Hoje gostaria de vos falar da Visita pastoral à Croácia, que fiz sábado e domingo passados. Uma Viagem apostólica breve, realizada inteiramente na capital Zagrábia, e no entanto rica de encontros e sobretudo de intenso espírito de fé, dado que os Croatas são um povo profundamente católico. Renovo o meu mais sentido agradecimento ao Cardeal Bozanic, Arcebispo de Zagrábia, a D. Srakic, Presidente da Conferência Episcopal, e aos demais Bispos da Croácia, assim como ao Presidente da República, pela calorosa recepção que me reservaram. Dirijo o meu reconhecimento a todas as Autoridades civis e a quantos colaboraram de vários modos para este acontecimento, de modo especial às pessoas que ofereceram orações e sacrifícios por esta intenção.

«Juntos em Cristo»: este foi o lema da minha Visita. Ele exprime antes de tudo a experiência de se encontarem todos unidos em nome de Cristo, a experiência de ser Igreja, manifestada pelo reunir-se do Povo de Deus em volta do Sucessor de Pedro. Mas neste caso, «juntos em Cristo» tinha uma referência particular à família: com efeito, a ocasião principal da minha Visita foi o Dia nacional das famílias católicas croatas, culminada na Concelebração eucarística na manhã de domingo, que contou com a participação, na área do hipódromo de Zagrábia, de uma grande multidão de fiéis. Foi muito importante para mim, confirmar na fé sobretudo as famílias, que o Concílio Vaticano II chamou «igrejas domésticas» (cf. Lumen gentium
LG 11). O Beato João Paulo II, que visitou três vezes a Croácia, deu grande relevo ao papel da família na Igreja; assim, com esta Viagem eu quis dar continuidade a este aspecto do seu Magistério. Na Europa de hoje, as Nações de sólida tradição cristã têm uma responsabilidade especial na defesa e na promoção do valor da família fundada no matrimónio, que de qualquer modo permanece decisiva tanto no campo educativo como no social. Portanto, esta mensagem teve uma relevância particular para a Croácia que, rica do seu património espiritual, ético e cultural, se prepara para entrar na União Europeia.

A Santa Missa foi celebrada no peculiar clima espiritual da novena de Pentecostes. Como num grande «cenáculo» ao ar livre, as famílias croatas reuniram-se em oração, invocando juntos o dom do Espírito Santo. Isto permitiu-me sublinhar o dom e o compromisso da comunhão na Igreja, assim como de animar os cônjuges na sua missão.
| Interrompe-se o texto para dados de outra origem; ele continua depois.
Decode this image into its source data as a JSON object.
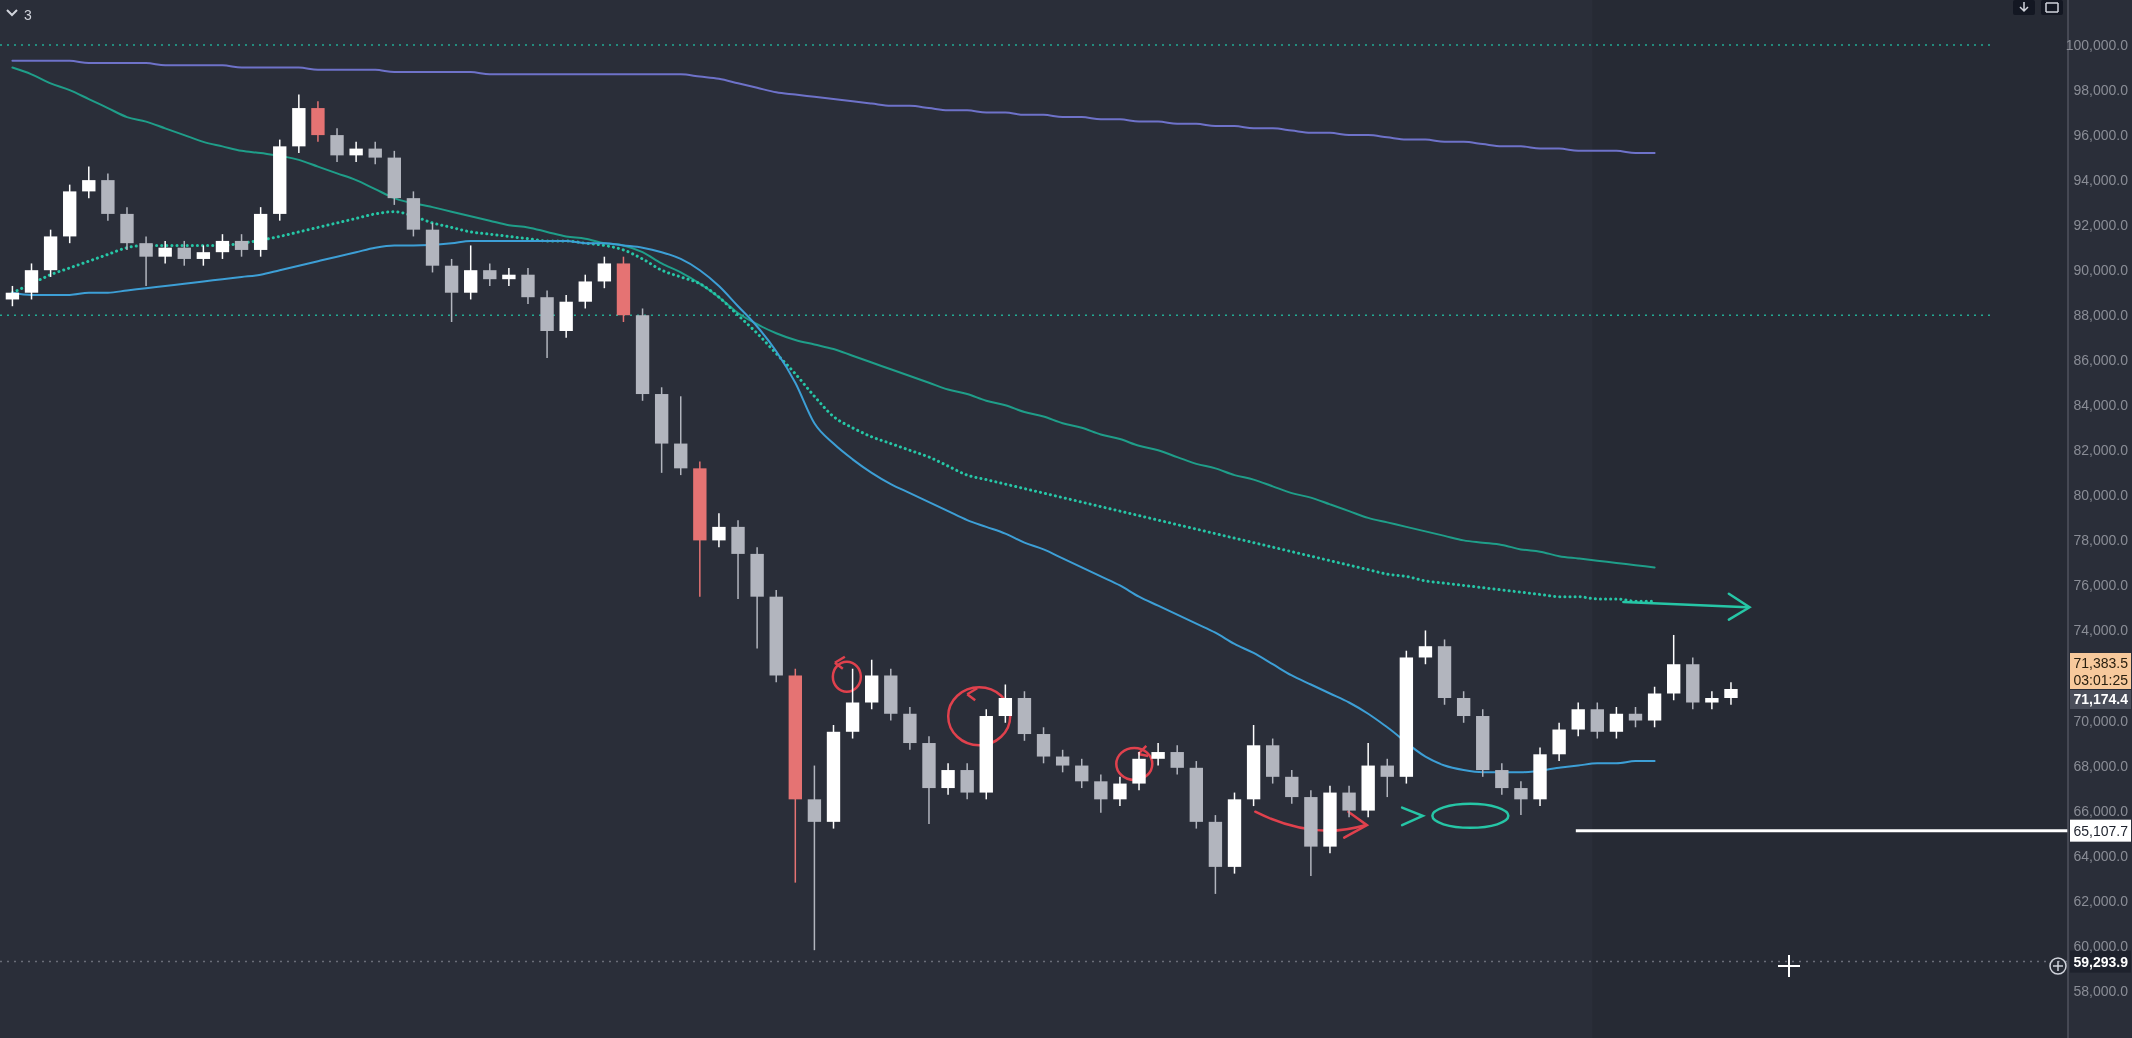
{
  "chart_data": {
    "type": "candlestick",
    "categories": [
      null,
      null,
      null,
      null,
      null,
      null,
      null,
      null,
      null,
      null,
      null,
      null,
      null,
      null,
      null,
      null,
      null,
      null,
      null,
      null,
      null,
      null,
      null,
      null,
      null,
      null,
      null,
      null,
      null,
      null,
      null,
      null,
      null,
      null,
      null,
      null,
      null,
      null,
      null,
      null,
      null,
      null,
      null,
      null,
      null,
      null,
      null,
      null,
      null,
      null,
      null,
      null,
      null,
      null,
      null,
      null,
      null,
      null,
      null,
      null,
      null,
      null,
      null,
      null,
      null,
      null,
      null,
      null,
      null,
      null,
      null,
      null,
      null,
      null,
      null,
      null,
      null,
      null,
      null,
      null,
      null,
      null,
      null,
      null,
      null,
      null,
      null,
      null,
      null,
      null,
      null,
      null,
      null,
      null,
      null,
      null,
      null,
      null,
      null,
      null,
      null,
      null,
      null,
      null,
      null,
      null,
      null,
      null
    ],
    "ohlc": [
      [
        88700,
        89300,
        88400,
        89000
      ],
      [
        89000,
        90300,
        88700,
        90000
      ],
      [
        90000,
        91800,
        89700,
        91500
      ],
      [
        91500,
        93800,
        91200,
        93500
      ],
      [
        93500,
        94600,
        93200,
        94000
      ],
      [
        94000,
        94300,
        92200,
        92500
      ],
      [
        92500,
        92800,
        90900,
        91200
      ],
      [
        91200,
        91500,
        89300,
        90600
      ],
      [
        90600,
        91300,
        90300,
        91000
      ],
      [
        91000,
        91300,
        90200,
        90500
      ],
      [
        90500,
        91100,
        90200,
        90800
      ],
      [
        90800,
        91600,
        90500,
        91300
      ],
      [
        91300,
        91600,
        90600,
        90900
      ],
      [
        90900,
        92800,
        90600,
        92500
      ],
      [
        92500,
        95800,
        92200,
        95500
      ],
      [
        95500,
        97800,
        95200,
        97200
      ],
      [
        97200,
        97500,
        95700,
        96000
      ],
      [
        96000,
        96300,
        94800,
        95100
      ],
      [
        95100,
        95700,
        94800,
        95400
      ],
      [
        95400,
        95700,
        94700,
        95000
      ],
      [
        95000,
        95300,
        92900,
        93200
      ],
      [
        93200,
        93500,
        91500,
        91800
      ],
      [
        91800,
        92100,
        89900,
        90200
      ],
      [
        90200,
        90500,
        87700,
        89000
      ],
      [
        89000,
        91100,
        88700,
        90000
      ],
      [
        90000,
        90300,
        89300,
        89600
      ],
      [
        89600,
        90100,
        89300,
        89800
      ],
      [
        89800,
        90100,
        88500,
        88800
      ],
      [
        88800,
        89100,
        86100,
        87300
      ],
      [
        87300,
        88900,
        87000,
        88600
      ],
      [
        88600,
        89800,
        88300,
        89500
      ],
      [
        89500,
        90600,
        89200,
        90300
      ],
      [
        90300,
        90600,
        87700,
        88000
      ],
      [
        88000,
        88300,
        84200,
        84500
      ],
      [
        84500,
        84800,
        81000,
        82300
      ],
      [
        82300,
        84400,
        80900,
        81200
      ],
      [
        81200,
        81500,
        75500,
        78000
      ],
      [
        78000,
        79200,
        77700,
        78600
      ],
      [
        78600,
        78900,
        75400,
        77400
      ],
      [
        77400,
        77700,
        73200,
        75500
      ],
      [
        75500,
        75800,
        71700,
        72000
      ],
      [
        72000,
        72300,
        62800,
        66500
      ],
      [
        66500,
        68000,
        59800,
        65500
      ],
      [
        65500,
        69800,
        65200,
        69500
      ],
      [
        69500,
        72300,
        69200,
        70800
      ],
      [
        70800,
        72700,
        70500,
        72000
      ],
      [
        72000,
        72300,
        70000,
        70300
      ],
      [
        70300,
        70600,
        68700,
        69000
      ],
      [
        69000,
        69300,
        65400,
        67000
      ],
      [
        67000,
        68100,
        66700,
        67800
      ],
      [
        67800,
        68100,
        66500,
        66800
      ],
      [
        66800,
        70500,
        66500,
        70200
      ],
      [
        70200,
        71600,
        69900,
        71000
      ],
      [
        71000,
        71300,
        69100,
        69400
      ],
      [
        69400,
        69700,
        68100,
        68400
      ],
      [
        68400,
        68700,
        67700,
        68000
      ],
      [
        68000,
        68300,
        67000,
        67300
      ],
      [
        67300,
        67600,
        65900,
        66500
      ],
      [
        66500,
        67500,
        66200,
        67200
      ],
      [
        67200,
        68600,
        66900,
        68300
      ],
      [
        68300,
        69000,
        68000,
        68600
      ],
      [
        68600,
        68900,
        67600,
        67900
      ],
      [
        67900,
        68200,
        65200,
        65500
      ],
      [
        65500,
        65800,
        62300,
        63500
      ],
      [
        63500,
        66800,
        63200,
        66500
      ],
      [
        66500,
        69800,
        66200,
        68900
      ],
      [
        68900,
        69200,
        67200,
        67500
      ],
      [
        67500,
        67800,
        66300,
        66600
      ],
      [
        66600,
        66900,
        63100,
        64400
      ],
      [
        64400,
        67100,
        64100,
        66800
      ],
      [
        66800,
        67100,
        65700,
        66000
      ],
      [
        66000,
        69000,
        65700,
        68000
      ],
      [
        68000,
        68300,
        66600,
        67500
      ],
      [
        67500,
        73100,
        67200,
        72800
      ],
      [
        72800,
        74000,
        72500,
        73300
      ],
      [
        73300,
        73600,
        70700,
        71000
      ],
      [
        71000,
        71300,
        69900,
        70200
      ],
      [
        70200,
        70500,
        67500,
        67800
      ],
      [
        67800,
        68100,
        66700,
        67000
      ],
      [
        67000,
        67300,
        65800,
        66500
      ],
      [
        66500,
        68800,
        66200,
        68500
      ],
      [
        68500,
        69900,
        68200,
        69600
      ],
      [
        69600,
        70800,
        69300,
        70500
      ],
      [
        70500,
        70800,
        69200,
        69500
      ],
      [
        69500,
        70600,
        69200,
        70300
      ],
      [
        70300,
        70600,
        69700,
        70000
      ],
      [
        70000,
        71500,
        69700,
        71200
      ],
      [
        71200,
        73800,
        70900,
        72500
      ],
      [
        72500,
        72800,
        70500,
        70800
      ],
      [
        70800,
        71300,
        70500,
        71000
      ],
      [
        71000,
        71700,
        70700,
        71400
      ],
      null,
      null,
      null,
      null,
      null,
      null,
      null,
      null,
      null,
      null,
      null,
      null,
      null,
      null,
      null,
      null,
      null
    ],
    "colors": [
      "#ffffff",
      "#ffffff",
      "#ffffff",
      "#ffffff",
      "#ffffff",
      "#b2b5be",
      "#b2b5be",
      "#b2b5be",
      "#ffffff",
      "#b2b5be",
      "#ffffff",
      "#ffffff",
      "#b2b5be",
      "#ffffff",
      "#ffffff",
      "#ffffff",
      "#e57373",
      "#b2b5be",
      "#ffffff",
      "#b2b5be",
      "#b2b5be",
      "#b2b5be",
      "#b2b5be",
      "#b2b5be",
      "#ffffff",
      "#b2b5be",
      "#ffffff",
      "#b2b5be",
      "#b2b5be",
      "#ffffff",
      "#ffffff",
      "#ffffff",
      "#e57373",
      "#b2b5be",
      "#b2b5be",
      "#b2b5be",
      "#e57373",
      "#ffffff",
      "#b2b5be",
      "#b2b5be",
      "#b2b5be",
      "#e57373",
      "#b2b5be",
      "#ffffff",
      "#ffffff",
      "#ffffff",
      "#b2b5be",
      "#b2b5be",
      "#b2b5be",
      "#ffffff",
      "#b2b5be",
      "#ffffff",
      "#ffffff",
      "#b2b5be",
      "#b2b5be",
      "#b2b5be",
      "#b2b5be",
      "#b2b5be",
      "#ffffff",
      "#ffffff",
      "#ffffff",
      "#b2b5be",
      "#b2b5be",
      "#b2b5be",
      "#ffffff",
      "#ffffff",
      "#b2b5be",
      "#b2b5be",
      "#b2b5be",
      "#ffffff",
      "#b2b5be",
      "#ffffff",
      "#b2b5be",
      "#ffffff",
      "#ffffff",
      "#b2b5be",
      "#b2b5be",
      "#b2b5be",
      "#b2b5be",
      "#b2b5be",
      "#ffffff",
      "#ffffff",
      "#ffffff",
      "#b2b5be",
      "#ffffff",
      "#b2b5be",
      "#ffffff",
      "#ffffff",
      "#b2b5be",
      "#ffffff",
      "#ffffff",
      null,
      null,
      null,
      null,
      null,
      null,
      null,
      null,
      null,
      null,
      null,
      null,
      null,
      null,
      null,
      null,
      null
    ],
    "series": [
      {
        "type": "line",
        "color": "#6e72c9",
        "line_style": "solid",
        "values": [
          99300,
          99300,
          99300,
          99300,
          99200,
          99200,
          99200,
          99200,
          99100,
          99100,
          99100,
          99100,
          99000,
          99000,
          99000,
          99000,
          98900,
          98900,
          98900,
          98900,
          98800,
          98800,
          98800,
          98800,
          98800,
          98700,
          98700,
          98700,
          98700,
          98700,
          98700,
          98700,
          98700,
          98700,
          98700,
          98700,
          98600,
          98500,
          98300,
          98100,
          97900,
          97800,
          97700,
          97600,
          97500,
          97400,
          97300,
          97300,
          97200,
          97100,
          97100,
          97000,
          97000,
          96900,
          96900,
          96800,
          96800,
          96700,
          96700,
          96600,
          96600,
          96500,
          96500,
          96400,
          96400,
          96300,
          96300,
          96200,
          96100,
          96100,
          96000,
          96000,
          95900,
          95800,
          95800,
          95700,
          95700,
          95600,
          95500,
          95500,
          95400,
          95400,
          95300,
          95300,
          95300,
          95200,
          95200,
          null,
          null,
          null,
          null,
          null,
          null,
          null,
          null,
          null,
          null,
          null,
          null,
          null,
          null,
          null,
          null,
          null,
          null,
          null,
          null,
          null
        ]
      },
      {
        "type": "line",
        "color": "#1f9e89",
        "line_style": "solid",
        "values": [
          99000,
          98700,
          98300,
          98000,
          97600,
          97200,
          96800,
          96600,
          96300,
          96000,
          95700,
          95500,
          95300,
          95200,
          null,
          94900,
          94600,
          94300,
          94000,
          93600,
          93200,
          null,
          92800,
          92600,
          92400,
          92200,
          92000,
          91900,
          91700,
          91500,
          91400,
          91200,
          91100,
          90800,
          90300,
          89900,
          89400,
          88800,
          88100,
          87600,
          87200,
          86900,
          86700,
          86500,
          86200,
          85900,
          85600,
          85300,
          85000,
          84700,
          84500,
          84200,
          84000,
          83700,
          83500,
          83200,
          83000,
          82700,
          82500,
          82200,
          82000,
          81700,
          81400,
          81200,
          80900,
          80700,
          80400,
          80100,
          79900,
          79600,
          79300,
          79000,
          78800,
          78600,
          78400,
          78200,
          78000,
          77900,
          77800,
          77600,
          77500,
          77300,
          77200,
          77100,
          77000,
          76900,
          76800,
          null,
          null,
          null,
          null,
          null,
          null,
          null,
          null,
          null,
          null,
          null,
          null,
          null,
          null,
          null,
          null,
          null,
          null,
          null,
          null,
          null
        ]
      },
      {
        "type": "line",
        "color": "#26c6a6",
        "line_style": "dotted",
        "values": [
          89000,
          89400,
          89800,
          90100,
          90400,
          90700,
          91000,
          91100,
          91100,
          91100,
          91100,
          91100,
          91200,
          null,
          91500,
          91700,
          91900,
          92100,
          92300,
          92500,
          92600,
          92400,
          92100,
          91900,
          91700,
          91600,
          91500,
          91400,
          91300,
          91300,
          91200,
          91100,
          90900,
          90500,
          90000,
          89700,
          89400,
          88800,
          88000,
          87200,
          86300,
          85400,
          84400,
          83500,
          83000,
          82600,
          82300,
          82000,
          81700,
          81300,
          80900,
          80700,
          80500,
          80300,
          80100,
          79900,
          79700,
          79500,
          79300,
          79100,
          78900,
          78700,
          78500,
          78300,
          78100,
          77900,
          77700,
          77500,
          77300,
          77100,
          76900,
          76700,
          76500,
          76400,
          76200,
          76100,
          76000,
          75900,
          75800,
          75700,
          75600,
          75500,
          75500,
          75400,
          75400,
          75300,
          75300,
          null,
          null,
          null,
          null,
          null,
          null,
          null,
          null,
          null,
          null,
          null,
          null,
          null,
          null,
          null,
          null,
          null,
          null,
          null,
          null,
          null
        ]
      },
      {
        "type": "line",
        "color": "#3d9fd6",
        "line_style": "solid",
        "values": [
          89000,
          88900,
          88900,
          88900,
          89000,
          89000,
          89100,
          89200,
          89300,
          89400,
          89500,
          89600,
          89700,
          89800,
          90000,
          90200,
          90400,
          90600,
          90800,
          91000,
          91100,
          91100,
          null,
          91200,
          91300,
          91300,
          91300,
          91300,
          91300,
          91300,
          91200,
          91200,
          91100,
          91000,
          90800,
          90500,
          90000,
          89300,
          88400,
          87500,
          86400,
          85000,
          83200,
          82300,
          81600,
          81000,
          80500,
          80100,
          79700,
          79300,
          78900,
          78600,
          78300,
          77900,
          77600,
          77200,
          76800,
          76400,
          76000,
          75500,
          75100,
          74700,
          74300,
          73900,
          73400,
          73000,
          72500,
          72000,
          71600,
          71200,
          70800,
          70300,
          69700,
          null,
          68400,
          68000,
          67800,
          67700,
          null,
          67700,
          null,
          67900,
          68000,
          68100,
          68100,
          68200,
          68200,
          null,
          null,
          null,
          null,
          null,
          null,
          null,
          null,
          null,
          null,
          null,
          null,
          null,
          null,
          null,
          null,
          null,
          null,
          null,
          null,
          null
        ]
      }
    ],
    "ylim": [
      55900,
      102000
    ],
    "yticks": [
      {
        "value": 58000,
        "label": "58,000.0"
      },
      {
        "value": 60000,
        "label": "60,000.0"
      },
      {
        "value": 62000,
        "label": "62,000.0"
      },
      {
        "value": 64000,
        "label": "64,000.0"
      },
      {
        "value": 66000,
        "label": "66,000.0"
      },
      {
        "value": 68000,
        "label": "68,000.0"
      },
      {
        "value": 70000,
        "label": "70,000.0"
      },
      {
        "value": 74000,
        "label": "74,000.0"
      },
      {
        "value": 76000,
        "label": "76,000.0"
      },
      {
        "value": 78000,
        "label": "78,000.0"
      },
      {
        "value": 80000,
        "label": "80,000.0"
      },
      {
        "value": 82000,
        "label": "82,000.0"
      },
      {
        "value": 84000,
        "label": "84,000.0"
      },
      {
        "value": 86000,
        "label": "86,000.0"
      },
      {
        "value": 88000,
        "label": "88,000.0"
      },
      {
        "value": 90000,
        "label": "90,000.0"
      },
      {
        "value": 92000,
        "label": "92,000.0"
      },
      {
        "value": 94000,
        "label": "94,000.0"
      },
      {
        "value": 96000,
        "label": "96,000.0"
      },
      {
        "value": 98000,
        "label": "98,000.0"
      },
      {
        "value": 100000,
        "label": "100,000.0"
      }
    ],
    "ref_lines": [
      {
        "axis": "y",
        "value": 100000,
        "color": "#22ab94",
        "line_style": "dotted"
      },
      {
        "axis": "y",
        "value": 88000,
        "color": "#22ab94",
        "line_style": "dotted"
      },
      {
        "axis": "y",
        "value": 65107.7,
        "label": "65,107.7",
        "color": "#ffffff",
        "line_style": "solid"
      },
      {
        "axis": "y",
        "value": 59293.9,
        "label": "59,293.9",
        "color": "#6a6d78",
        "line_style": "dotted"
      }
    ],
    "annotations": [
      "3",
      "71,383.5",
      "03:01:25",
      "71,174.4"
    ],
    "tick_labels": "y"
  }
}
Nos nossos dias, enquanto infelizmente se constata o multiplicar-se das separações e dos divórcios, a fidelidade dos cônjuges tornou-se por si só um testemunho significativo do amor de Cristo, que permite viver o Matrimónio por aquilo que é, ou seja, a união de um homem e de uma mulher que, com a graça de Cristo, se amam e se ajudam durante a vida inteira, na alegria e na tristeza, na saúde e na doença. A primeira educação para a fé consiste precisamente no testemunho desta fidelidade ao pacto conjugal: dela os filhos aprendem sem palavras que Deus é amor fiel, paciente, respeitador e generoso. A fé no Deus que é Amor transmite-se antes de tudo com o testemunho de uma fidelidade ao amor conjugal, que se traduz naturalmente em amor pelos filhos, fruto desta mesma união. Mas tal fidelidade não é possível sem a graça de Deus, sem o sustento da fé e do Espírito Santo. Eis por que motivo a Virgem Maria não cessa de interceder junto do seu Filho a fim de que — como nas bodas de Caná — renove continuamente aos cônjuges o dom do «vinho bom», ou seja, da sua Graça, que permite viver «numa só carne» nas várias fases e situações de vida.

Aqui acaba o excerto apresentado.